No quiero que se me entienda mal esto: es evidente que es una situación que conlleva problemas para millones de personas, pérdida de puestos de trabajo y de medios de vida. Pero no debemos confundir los fines y los medios. Lo que necesitamos todos es un medio de vida y cubrir nuestras necesidades, no el trabajo y la economía como fines en sí mismos.
Si en un evento inesperado como éste muchas personas se ven en dificultades, la solución debería ser técnica porque es un problema de redistribución del trabajo y la producción. Ni falta la comida ni los bienes; por tanto, no es posible que la única solución sea volver a producir lo más aprisa posible, sin que sea posible pararse durante un tiempo. No digo que sea un problema sencillo o inmediato de resolver, pero sí que es un problema técnico de economía, no un problema de fondo; para eso están (o debieran) los economistas y los grandes economistas, con sus sueldos de seis cifras.
Es necesario abandonar el paradigma del crecimiento económico; esta opinión creo que es compartida por muchas más personas de las que se suele pensar, pero se trata de corrientes de opinión bastante ocultadas por el pensamiento único de los medios. Además, puesto que cuestionar la doctrina del crecimiento es anatema para la actual doctrina de liberalismo económico, el tema se está dejando en manos de la izquierda cultural; que naturalmente, mezcla esta exigencia legítima con toda su parafernalia de degeneración social y agenda oculta: globalismo, inmigracionismo y destrucción de las patrias, odio a la cultura blanca y occidental, basura feminista y de género, y todo el repugnante etcétera.
Pero no hay ningún motivo para que esto sea así: la denuncia del modelo actual de economía liberal puede y debe ir de la mano con la defensa de la salud social y cultural, la reivindicación de las patrias, las fronteras y la identidad.

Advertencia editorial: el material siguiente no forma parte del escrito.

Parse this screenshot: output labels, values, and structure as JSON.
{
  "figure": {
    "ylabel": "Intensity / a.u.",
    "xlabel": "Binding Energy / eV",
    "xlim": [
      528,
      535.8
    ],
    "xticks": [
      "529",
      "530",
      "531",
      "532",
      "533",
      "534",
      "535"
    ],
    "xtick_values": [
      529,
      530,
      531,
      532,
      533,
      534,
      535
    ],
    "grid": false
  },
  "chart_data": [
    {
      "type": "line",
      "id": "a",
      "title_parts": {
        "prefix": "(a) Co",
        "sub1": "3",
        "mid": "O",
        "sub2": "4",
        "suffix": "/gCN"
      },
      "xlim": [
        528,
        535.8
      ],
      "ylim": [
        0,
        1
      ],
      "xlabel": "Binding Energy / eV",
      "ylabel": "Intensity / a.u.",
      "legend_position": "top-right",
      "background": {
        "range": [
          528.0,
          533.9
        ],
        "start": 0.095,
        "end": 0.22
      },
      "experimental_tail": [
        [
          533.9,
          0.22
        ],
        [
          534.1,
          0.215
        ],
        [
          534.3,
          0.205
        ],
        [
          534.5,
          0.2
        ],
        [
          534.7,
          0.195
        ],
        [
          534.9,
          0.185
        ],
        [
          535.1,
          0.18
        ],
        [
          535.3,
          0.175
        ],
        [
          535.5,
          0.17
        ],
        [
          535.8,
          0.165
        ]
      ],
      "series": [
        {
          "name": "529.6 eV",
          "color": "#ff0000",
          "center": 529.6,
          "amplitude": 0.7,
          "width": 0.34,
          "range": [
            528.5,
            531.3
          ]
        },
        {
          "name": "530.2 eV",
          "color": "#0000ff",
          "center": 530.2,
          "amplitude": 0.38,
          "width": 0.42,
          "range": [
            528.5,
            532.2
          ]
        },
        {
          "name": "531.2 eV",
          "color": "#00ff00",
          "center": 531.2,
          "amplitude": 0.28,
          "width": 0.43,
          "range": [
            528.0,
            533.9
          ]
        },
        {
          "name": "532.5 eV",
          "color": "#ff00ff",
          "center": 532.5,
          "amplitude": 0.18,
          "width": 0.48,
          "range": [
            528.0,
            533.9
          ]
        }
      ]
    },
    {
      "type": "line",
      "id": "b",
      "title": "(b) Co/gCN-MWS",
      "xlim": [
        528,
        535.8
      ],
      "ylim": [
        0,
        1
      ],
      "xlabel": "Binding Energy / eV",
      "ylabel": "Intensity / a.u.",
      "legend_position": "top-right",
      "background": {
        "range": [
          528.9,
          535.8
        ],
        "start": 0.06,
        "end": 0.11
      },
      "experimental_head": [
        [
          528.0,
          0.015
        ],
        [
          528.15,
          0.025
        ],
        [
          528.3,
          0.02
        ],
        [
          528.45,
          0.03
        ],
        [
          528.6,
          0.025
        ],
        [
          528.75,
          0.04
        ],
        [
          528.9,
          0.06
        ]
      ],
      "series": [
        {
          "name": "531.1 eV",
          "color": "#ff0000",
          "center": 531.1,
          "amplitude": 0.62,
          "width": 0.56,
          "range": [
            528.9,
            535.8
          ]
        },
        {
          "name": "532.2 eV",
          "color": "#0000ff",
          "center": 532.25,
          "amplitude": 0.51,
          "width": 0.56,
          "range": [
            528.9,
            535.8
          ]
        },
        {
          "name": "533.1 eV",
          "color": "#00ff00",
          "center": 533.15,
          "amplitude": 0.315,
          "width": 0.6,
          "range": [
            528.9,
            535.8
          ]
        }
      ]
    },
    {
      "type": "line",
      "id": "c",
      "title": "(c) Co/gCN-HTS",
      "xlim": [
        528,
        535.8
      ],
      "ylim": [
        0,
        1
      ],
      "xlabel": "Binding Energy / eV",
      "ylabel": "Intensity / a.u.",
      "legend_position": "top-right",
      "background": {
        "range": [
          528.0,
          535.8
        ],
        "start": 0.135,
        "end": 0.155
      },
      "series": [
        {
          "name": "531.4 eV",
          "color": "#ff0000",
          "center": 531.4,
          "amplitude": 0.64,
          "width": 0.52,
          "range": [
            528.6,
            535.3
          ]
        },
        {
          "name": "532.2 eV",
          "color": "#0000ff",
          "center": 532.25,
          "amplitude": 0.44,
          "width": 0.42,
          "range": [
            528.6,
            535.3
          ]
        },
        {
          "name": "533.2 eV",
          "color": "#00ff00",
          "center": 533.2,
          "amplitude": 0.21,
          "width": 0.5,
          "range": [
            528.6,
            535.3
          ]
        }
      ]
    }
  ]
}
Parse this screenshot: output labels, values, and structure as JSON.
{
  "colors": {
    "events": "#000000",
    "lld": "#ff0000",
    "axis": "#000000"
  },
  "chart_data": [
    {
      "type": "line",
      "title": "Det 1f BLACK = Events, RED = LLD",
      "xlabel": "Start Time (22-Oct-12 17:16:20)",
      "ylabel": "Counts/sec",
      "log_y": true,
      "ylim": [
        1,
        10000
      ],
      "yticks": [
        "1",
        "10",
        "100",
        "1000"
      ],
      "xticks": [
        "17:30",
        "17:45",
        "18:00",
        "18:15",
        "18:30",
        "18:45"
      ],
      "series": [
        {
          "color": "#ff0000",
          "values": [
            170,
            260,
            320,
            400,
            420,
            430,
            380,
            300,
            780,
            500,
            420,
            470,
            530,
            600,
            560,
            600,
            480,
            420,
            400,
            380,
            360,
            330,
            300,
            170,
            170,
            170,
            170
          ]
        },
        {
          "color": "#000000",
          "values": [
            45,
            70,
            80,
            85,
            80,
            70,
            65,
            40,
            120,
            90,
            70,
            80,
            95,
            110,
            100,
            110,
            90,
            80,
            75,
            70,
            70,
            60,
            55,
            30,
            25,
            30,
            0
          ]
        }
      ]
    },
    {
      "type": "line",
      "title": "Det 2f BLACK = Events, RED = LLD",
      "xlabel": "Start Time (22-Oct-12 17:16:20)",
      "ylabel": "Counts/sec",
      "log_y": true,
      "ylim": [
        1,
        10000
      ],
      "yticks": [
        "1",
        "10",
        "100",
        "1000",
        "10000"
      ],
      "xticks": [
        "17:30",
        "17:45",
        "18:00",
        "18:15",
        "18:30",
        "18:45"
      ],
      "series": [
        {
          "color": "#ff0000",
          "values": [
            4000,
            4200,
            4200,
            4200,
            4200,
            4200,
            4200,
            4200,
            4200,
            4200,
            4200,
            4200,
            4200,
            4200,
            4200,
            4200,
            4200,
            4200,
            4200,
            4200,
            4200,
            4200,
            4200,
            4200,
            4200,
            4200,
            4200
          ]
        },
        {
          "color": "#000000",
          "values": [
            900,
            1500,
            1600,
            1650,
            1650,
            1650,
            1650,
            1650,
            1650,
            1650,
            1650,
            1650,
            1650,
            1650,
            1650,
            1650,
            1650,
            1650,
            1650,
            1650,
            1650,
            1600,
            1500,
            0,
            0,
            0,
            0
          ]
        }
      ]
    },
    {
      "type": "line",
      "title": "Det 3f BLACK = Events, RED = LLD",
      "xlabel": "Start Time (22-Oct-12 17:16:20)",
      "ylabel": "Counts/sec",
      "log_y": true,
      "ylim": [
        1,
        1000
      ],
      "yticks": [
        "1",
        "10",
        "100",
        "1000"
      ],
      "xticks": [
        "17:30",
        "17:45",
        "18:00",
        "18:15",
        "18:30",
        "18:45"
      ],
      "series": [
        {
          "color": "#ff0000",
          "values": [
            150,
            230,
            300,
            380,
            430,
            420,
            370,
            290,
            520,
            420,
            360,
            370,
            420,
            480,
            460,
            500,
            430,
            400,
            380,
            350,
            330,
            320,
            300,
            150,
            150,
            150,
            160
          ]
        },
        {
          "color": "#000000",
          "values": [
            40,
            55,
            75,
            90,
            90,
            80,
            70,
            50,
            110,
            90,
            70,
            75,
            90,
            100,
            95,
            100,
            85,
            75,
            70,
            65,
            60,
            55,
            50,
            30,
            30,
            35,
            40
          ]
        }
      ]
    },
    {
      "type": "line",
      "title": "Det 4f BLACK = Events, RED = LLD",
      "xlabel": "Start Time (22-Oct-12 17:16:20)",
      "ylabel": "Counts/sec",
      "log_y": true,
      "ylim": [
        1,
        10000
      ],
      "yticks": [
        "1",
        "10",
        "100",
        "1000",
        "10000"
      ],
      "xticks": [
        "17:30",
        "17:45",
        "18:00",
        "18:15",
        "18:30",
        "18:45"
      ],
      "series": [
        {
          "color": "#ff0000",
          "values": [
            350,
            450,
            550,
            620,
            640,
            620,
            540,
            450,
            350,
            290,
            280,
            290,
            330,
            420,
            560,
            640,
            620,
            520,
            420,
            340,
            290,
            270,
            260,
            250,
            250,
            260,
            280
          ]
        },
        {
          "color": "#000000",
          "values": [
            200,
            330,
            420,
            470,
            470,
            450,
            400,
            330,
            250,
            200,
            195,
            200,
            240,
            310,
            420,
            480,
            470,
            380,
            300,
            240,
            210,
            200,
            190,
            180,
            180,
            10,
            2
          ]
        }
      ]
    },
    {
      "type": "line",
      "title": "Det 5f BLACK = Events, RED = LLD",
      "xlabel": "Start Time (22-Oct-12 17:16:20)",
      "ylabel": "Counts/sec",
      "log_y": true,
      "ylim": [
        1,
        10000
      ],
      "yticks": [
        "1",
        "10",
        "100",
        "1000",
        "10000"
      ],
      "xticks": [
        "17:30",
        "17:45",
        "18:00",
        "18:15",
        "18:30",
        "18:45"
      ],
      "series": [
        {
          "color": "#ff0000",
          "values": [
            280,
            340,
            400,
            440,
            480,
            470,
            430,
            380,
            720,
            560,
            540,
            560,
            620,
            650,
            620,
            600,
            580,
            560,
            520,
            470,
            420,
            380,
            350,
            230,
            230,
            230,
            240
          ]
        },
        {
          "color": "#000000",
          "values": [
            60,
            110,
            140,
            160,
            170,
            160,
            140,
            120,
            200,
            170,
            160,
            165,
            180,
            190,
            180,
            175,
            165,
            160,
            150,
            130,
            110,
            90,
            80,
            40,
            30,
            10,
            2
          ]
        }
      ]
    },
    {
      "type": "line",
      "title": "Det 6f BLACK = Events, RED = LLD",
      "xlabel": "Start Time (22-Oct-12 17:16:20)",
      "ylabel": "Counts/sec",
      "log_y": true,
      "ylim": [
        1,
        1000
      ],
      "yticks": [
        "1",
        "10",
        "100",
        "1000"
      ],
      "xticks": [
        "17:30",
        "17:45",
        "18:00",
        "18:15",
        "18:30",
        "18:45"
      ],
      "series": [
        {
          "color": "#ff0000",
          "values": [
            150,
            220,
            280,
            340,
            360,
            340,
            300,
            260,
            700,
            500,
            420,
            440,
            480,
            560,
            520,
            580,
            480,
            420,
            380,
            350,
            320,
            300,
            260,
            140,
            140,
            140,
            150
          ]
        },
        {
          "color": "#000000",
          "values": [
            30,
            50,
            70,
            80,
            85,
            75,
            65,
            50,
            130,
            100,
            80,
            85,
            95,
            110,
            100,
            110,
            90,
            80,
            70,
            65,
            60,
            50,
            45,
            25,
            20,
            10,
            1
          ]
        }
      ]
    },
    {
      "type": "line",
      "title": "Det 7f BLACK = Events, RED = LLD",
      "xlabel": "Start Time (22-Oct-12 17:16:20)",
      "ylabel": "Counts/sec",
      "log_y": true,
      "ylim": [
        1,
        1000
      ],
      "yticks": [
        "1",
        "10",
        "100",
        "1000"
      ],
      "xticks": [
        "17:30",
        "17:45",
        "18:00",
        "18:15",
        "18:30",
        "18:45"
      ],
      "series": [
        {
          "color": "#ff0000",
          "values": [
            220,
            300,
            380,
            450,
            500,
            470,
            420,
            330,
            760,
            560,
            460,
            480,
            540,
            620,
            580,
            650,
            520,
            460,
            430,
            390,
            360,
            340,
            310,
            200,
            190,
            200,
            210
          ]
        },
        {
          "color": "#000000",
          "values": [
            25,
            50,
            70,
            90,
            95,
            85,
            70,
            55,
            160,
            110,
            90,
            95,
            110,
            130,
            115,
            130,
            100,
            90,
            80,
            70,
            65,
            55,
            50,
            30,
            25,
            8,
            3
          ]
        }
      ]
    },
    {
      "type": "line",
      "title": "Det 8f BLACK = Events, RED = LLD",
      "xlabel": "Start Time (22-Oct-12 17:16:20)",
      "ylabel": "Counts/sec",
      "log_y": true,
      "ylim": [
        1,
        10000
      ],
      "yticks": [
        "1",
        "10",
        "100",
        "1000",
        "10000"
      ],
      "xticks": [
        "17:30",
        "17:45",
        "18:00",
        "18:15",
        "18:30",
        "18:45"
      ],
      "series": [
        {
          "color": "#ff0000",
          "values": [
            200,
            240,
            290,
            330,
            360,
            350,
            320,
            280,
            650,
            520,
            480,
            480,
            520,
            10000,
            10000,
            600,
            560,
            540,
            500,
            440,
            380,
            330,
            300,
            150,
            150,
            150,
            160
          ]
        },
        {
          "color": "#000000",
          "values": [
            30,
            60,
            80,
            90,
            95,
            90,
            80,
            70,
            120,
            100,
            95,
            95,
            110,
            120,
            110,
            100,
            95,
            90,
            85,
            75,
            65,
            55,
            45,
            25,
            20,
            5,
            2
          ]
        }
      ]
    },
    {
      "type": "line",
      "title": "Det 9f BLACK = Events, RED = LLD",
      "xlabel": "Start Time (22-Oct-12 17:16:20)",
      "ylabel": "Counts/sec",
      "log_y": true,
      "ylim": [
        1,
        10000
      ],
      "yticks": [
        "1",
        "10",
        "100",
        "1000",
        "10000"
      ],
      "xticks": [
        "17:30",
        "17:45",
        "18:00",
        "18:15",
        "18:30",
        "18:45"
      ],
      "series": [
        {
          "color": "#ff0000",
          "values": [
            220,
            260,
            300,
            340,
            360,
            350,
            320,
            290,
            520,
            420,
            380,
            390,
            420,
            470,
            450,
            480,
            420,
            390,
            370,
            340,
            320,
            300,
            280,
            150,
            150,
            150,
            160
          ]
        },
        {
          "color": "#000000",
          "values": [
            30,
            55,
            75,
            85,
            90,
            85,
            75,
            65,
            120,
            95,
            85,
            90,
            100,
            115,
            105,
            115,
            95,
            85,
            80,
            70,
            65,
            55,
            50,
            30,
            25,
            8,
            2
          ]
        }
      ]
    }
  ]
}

Esta es una de las tareas que tenemos delante de nosotros: extirpar el virus de la mente y dejar de ser el burro que corre tras la zanahoria. Pero al mismo tiempo reivindicando valores de salud, normalidad e identidad. La condición necesaria para ello es mantenerse en las antípodas de todas las falsas alternativas políticas e ideológicas “respetables” que no son más que varias corrientes de un partido único; o si queremos las estanterías de un supermercado donde se nos vende el mismo producto, de mala calidad, con diferentes etiquetas.